All countries in Europe saw a slowdown in TFS growth this month, with France down the most, to -21% in January vs -8% in December. The Paris terrorist attacks are still affecting tourism numbers and TFS performance here. Germany also posted a sizeable decline in spend this month with -17% for January.

However, Spain is looking positive with a +22% TFS sales increase for January. Spain’s robust performance (see separate story on Spain) is being driven by South American and Hispanic nationalities shopping tax-free while they are in Europe.

Despite hopes that recent changes in the visa application process for Chinese entering the UK would boost their spending patterns, TFS sales performance is down further, to -11% for January YoY. But it is early days, says Gordon Clark, Global Blue’s UK country manager, who is looking to February’s sales performance over Chinese New Year to provide a Q1 2016 sales peak.

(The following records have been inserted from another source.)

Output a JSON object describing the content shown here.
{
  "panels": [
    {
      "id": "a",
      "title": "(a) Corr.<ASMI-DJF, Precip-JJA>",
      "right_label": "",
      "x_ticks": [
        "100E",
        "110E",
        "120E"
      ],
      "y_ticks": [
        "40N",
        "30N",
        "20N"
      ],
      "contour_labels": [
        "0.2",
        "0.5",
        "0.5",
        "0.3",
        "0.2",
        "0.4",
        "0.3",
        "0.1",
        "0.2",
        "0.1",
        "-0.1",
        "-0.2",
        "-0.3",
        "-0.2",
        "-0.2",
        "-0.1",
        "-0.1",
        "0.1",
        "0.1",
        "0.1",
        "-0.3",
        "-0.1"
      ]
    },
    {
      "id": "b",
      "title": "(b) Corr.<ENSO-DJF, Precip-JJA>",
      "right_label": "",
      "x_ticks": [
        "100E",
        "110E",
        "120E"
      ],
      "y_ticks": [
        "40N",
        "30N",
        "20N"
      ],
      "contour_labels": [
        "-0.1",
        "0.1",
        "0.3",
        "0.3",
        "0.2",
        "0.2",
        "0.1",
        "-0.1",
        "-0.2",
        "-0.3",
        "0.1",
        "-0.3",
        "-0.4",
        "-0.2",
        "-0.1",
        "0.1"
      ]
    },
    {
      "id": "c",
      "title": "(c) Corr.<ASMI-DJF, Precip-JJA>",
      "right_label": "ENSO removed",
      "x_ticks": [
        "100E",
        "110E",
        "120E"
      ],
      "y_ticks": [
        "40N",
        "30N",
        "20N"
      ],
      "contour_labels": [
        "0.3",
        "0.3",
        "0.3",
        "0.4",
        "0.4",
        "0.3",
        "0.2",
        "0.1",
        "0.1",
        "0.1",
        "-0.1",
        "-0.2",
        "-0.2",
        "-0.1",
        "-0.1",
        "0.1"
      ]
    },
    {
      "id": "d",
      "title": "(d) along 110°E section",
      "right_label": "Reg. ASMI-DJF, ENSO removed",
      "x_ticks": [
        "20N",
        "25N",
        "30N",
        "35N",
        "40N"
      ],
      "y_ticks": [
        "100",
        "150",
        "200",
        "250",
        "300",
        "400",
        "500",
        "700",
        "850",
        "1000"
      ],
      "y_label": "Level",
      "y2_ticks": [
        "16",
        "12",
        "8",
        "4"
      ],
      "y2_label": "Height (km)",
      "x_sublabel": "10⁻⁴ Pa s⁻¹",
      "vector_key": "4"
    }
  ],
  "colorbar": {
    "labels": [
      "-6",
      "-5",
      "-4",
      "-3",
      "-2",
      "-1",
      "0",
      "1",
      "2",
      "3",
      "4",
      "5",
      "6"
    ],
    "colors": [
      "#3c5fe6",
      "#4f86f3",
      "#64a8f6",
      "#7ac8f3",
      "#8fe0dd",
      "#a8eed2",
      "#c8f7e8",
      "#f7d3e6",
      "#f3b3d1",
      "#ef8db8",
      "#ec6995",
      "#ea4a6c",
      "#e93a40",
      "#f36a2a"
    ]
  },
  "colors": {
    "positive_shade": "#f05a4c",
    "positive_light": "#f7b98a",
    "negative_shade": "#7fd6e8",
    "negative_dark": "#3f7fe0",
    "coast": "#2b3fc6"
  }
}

‘Chinese New Year is still a key period for UK retail, proven by the rise of +72% YoY for the Chinese New Year period in 2015,’ he says. The new two-year visa for Chinese visitors to the UK offers a boosted incentive for globe shoppers to visit the UK this Lunar New Year over Paris or Milan. ‘However, UK brands need to maintain vigilant local pricing strategies in the face of the strong British pound vs the euro.’

Changing Chinese shopping behaviours are in the air; Europe is witnessing a decline from the Chinese, who are swapping Paris for Moscow. Russia’s weak currency is attracting Chinese tourists this Chinese New Year, who are reported to be visiting Moscow for the culture, architecture, winter-scapes and shopping, according to Reuters.  


Global Blue takeouts:

  • Global spending on TFS is down to +3%, the weakest performance since August 2014.
  • Asia is a TFS growth hotspot, while Europe is mostly registering negative growth.
  • Spain is a growth hotspot in Europe, driven by increased spending by South American and Hispanic globe shoppers.
  • Chinese globe shoppers are shifting away from Europe and shopping more in Japan and, increasingly, Russia.